Muchos errores humanos importantes tienen que ver con el manejo de los medios y los fines.

No, no se trata de que todo el mundo practique la ley de que el fin justifica los medios aunque suela predicarse lo contrario. La historia está llena de magníficos ejemplos de esta práctica: la Inquisición, ejemplo cumbre, quemar un cuerpo para salvar su alma. Se trata de que a diario se pierde de vista el fin importante y se cae de pleno en rebozarse en los medios, especialmente en la organización de actos, en que pasa a ser el fin supremo el llenar el salón, y para ello no se descartan los modos más impertinentes, como los asedios personales, postales, el bombardeo de correos electrónicos, las llamadas telefónicas y los abrazos en la calle.

Si se trata de la presentación de algo, para llenar el salón se andan todos los caminos posibles hasta conseguir el padrinazgo de una figura conocida en los medios de comunicación, es decir una popularidad nacional, que naturalmente se trae de fuera. Llega el famoso, el popular, y el salón se llena efectivamente y como al final todos comentan que el famoso es inimitable en su oratoria y también muy sencillo a pesar de su fama, porque acepta lonchas de jamón y copas de vino de todo el que se lo proponga, pues tan contentos, a la espera solo de las reseñas de prensa que se presagian generosas. O sea, se juzga el acto como un gran éxito porque se logró llenar el salón de asistentes, convirtiendo el medio en fin. Nadie parece reparar en que el famoso solo ha hablado de lo que suele y que apenas ha dicho nada de lo que ha venido a presentar. Al poco tiempo se recuerda el paso por la ciudad del famoso pero nada del objeto de su venida. Se le trajo, se le atiborró de jamón, se le juró agradecimiento eterno... para nada.

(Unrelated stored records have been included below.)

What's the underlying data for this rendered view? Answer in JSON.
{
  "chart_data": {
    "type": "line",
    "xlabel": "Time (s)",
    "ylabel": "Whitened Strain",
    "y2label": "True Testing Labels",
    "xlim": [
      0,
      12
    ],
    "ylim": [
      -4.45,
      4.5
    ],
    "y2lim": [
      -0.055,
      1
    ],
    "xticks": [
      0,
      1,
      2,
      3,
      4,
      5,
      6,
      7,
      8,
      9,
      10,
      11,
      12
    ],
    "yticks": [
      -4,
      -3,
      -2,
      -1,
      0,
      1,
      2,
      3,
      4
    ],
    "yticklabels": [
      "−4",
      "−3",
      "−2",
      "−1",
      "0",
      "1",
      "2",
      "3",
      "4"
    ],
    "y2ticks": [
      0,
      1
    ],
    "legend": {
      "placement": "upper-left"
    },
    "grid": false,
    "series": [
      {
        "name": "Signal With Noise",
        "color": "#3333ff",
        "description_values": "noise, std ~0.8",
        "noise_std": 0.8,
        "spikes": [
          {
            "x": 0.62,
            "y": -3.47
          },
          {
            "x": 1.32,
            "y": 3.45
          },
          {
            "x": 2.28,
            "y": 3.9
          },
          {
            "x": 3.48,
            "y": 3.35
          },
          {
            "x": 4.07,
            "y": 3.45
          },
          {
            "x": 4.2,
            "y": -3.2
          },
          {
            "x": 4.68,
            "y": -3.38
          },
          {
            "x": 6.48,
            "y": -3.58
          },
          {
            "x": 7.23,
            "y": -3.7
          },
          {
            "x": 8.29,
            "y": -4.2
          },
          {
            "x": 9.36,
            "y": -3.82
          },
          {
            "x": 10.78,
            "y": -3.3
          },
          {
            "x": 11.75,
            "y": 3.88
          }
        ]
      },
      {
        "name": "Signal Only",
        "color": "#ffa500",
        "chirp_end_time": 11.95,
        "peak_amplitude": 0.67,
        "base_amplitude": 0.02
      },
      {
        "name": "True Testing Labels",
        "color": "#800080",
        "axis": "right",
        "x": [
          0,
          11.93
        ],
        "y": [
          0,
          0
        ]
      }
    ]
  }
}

Claro es que a veces el lleno es realmente el fin y el éxito primordial: cuando el asistente pasa por taquilla. Si se organiza una función teatral comercial, lo primero es que la taquilla dé para cubrir los gastos y reportar algún beneficio. Por muy intelectual y amante de la cultura que sea el organizador responsable siempre preferirá una sala llena de gente ignorante a una sala con la escasa asistencia de los cultos y exquisitos de la ciudad.

Pero lo malo, lo perverso, es cuando los organizadores son responsables de una entidad esencialmente cultural, sin interés económico alguno, y se comportan como el empresario teatral. Sería legítimo que se alegrasen si el salón se llena de gente ignorante que al salir, después de celebrado el acto, lo es un poco menos. Pero no lo sería si ha logrado el lleno la atracción popular de una cantante --si esposa o viuda de torero, mejor-- y los asistentes de ese evento triunfal no vuelven más a acudir al salón de la cultura; ni por asomo a escuchar una conferencia seria. Es más, son capaces de extraditarse, de salir de la ciudad, si se les invita a oír a un premio nacional de literatura que va exponer una ponencia de esencial novedad y notoria importancia, pero sin concesiones a la galería. Si el día del premio nacional en el salón hay solo doce personas, sin siquiera la concurrencia de los socios, los otrora orgullosos de llenos se quedan tan panchos y vuelven a explicar que la buena canción popular es cultura --y desde luego lo es--y que cuando hubo que alquilar sillas para completar los asientos propios y limitar la asistencia, porque el aforo quedaba completo, fue la mejor salida a la calle, la mejor aproximación al pueblo, de toda la historia de la institución.

Oigan, señores, la aproximación al pueblo, al hombre de la calle, hay que hacerla atrayéndole a actos verdaderamente enriquecedores, guiando al pueblo amablemente escalera arriba, pero no, substituyendo el traje oscuro por el traje de faralaes y olé, y rodando cuesta abajo hacia los gustos más plebeyos.

Moraleja: no siempre se trata de llenar el salón, a veces debe tratarse de enriquecer a los asistentes.